Alguna vez, también, el viento fue partícipe, junto con el tiempo, de desprendimientos en la casa, para protegerla entre escombros de su disposición ante los vándalos. Fue en días en que el recuerdo estaba más vivo, por la presencia de individuos que no eran bien recibidos pues sus intenciones no eran decentes.
El viento estaba airado, y el tiempo pesaba, pues me había lanzado al olvido.
Para evitar más mal, los muros de mi casa también se empezaron a revelar. Las paredes lucen sucias por el paso del tiempo, formando manchas que reflejan la energía de este lugar, que parece que estuviera sangrando, resbalando desde el techo, o lo poco que queda de él.
Nunca me he ido, mi espíritu sigue aquí, donde me fue arrancada la vida. Por eso, hasta las paredes lloran, sangran. El viento suena triste, furioso, como un quejido, un lamento… infinito.
Estoy en el viento. Ahora yo soy el viento.
La ventana que me llevó, como un portal, del Paraíso al Infierno, sigue intacta.

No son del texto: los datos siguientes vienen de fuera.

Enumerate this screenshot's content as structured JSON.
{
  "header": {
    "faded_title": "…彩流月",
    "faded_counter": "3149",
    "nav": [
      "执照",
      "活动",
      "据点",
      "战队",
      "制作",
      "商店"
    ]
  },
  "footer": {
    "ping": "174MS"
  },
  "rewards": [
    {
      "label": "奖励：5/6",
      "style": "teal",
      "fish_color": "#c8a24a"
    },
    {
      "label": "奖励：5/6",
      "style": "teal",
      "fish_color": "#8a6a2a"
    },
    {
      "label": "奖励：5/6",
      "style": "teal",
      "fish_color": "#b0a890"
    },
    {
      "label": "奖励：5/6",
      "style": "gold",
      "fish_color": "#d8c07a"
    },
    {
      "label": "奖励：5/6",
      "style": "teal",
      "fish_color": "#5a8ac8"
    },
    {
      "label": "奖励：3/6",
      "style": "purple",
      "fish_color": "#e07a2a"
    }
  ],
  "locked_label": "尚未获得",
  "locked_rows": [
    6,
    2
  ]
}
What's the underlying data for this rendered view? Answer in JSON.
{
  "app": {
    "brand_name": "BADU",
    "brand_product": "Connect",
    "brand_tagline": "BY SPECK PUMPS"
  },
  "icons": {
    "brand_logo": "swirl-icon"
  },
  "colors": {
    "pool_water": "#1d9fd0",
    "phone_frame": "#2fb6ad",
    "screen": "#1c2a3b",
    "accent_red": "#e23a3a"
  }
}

Las cuentas que realizaba en la pared de mi tienda para ayudarme con las matemáticas a la hora de entregar el cambio a los clientes, o a modo de recordatorio…, también siguen ahí, de mi puño y letra.
Mi hogar me recuerda y me honra.
[CONTINUARÁ…] >
Estoy segura de que muchos matarían por dinero. También por simple afán de tener más, por avaricia. Los que más tienen siempre quieren más, y si es sin esfuerzo, mejor, aprovechándose del esfuerzo de otro (y encima llevándose los méritos).
Pero jamás imaginé, ni en mis peores pesadillas, que mi muerte sería por conseguir cuatro perras para seguir la fiesta. Y por hombría.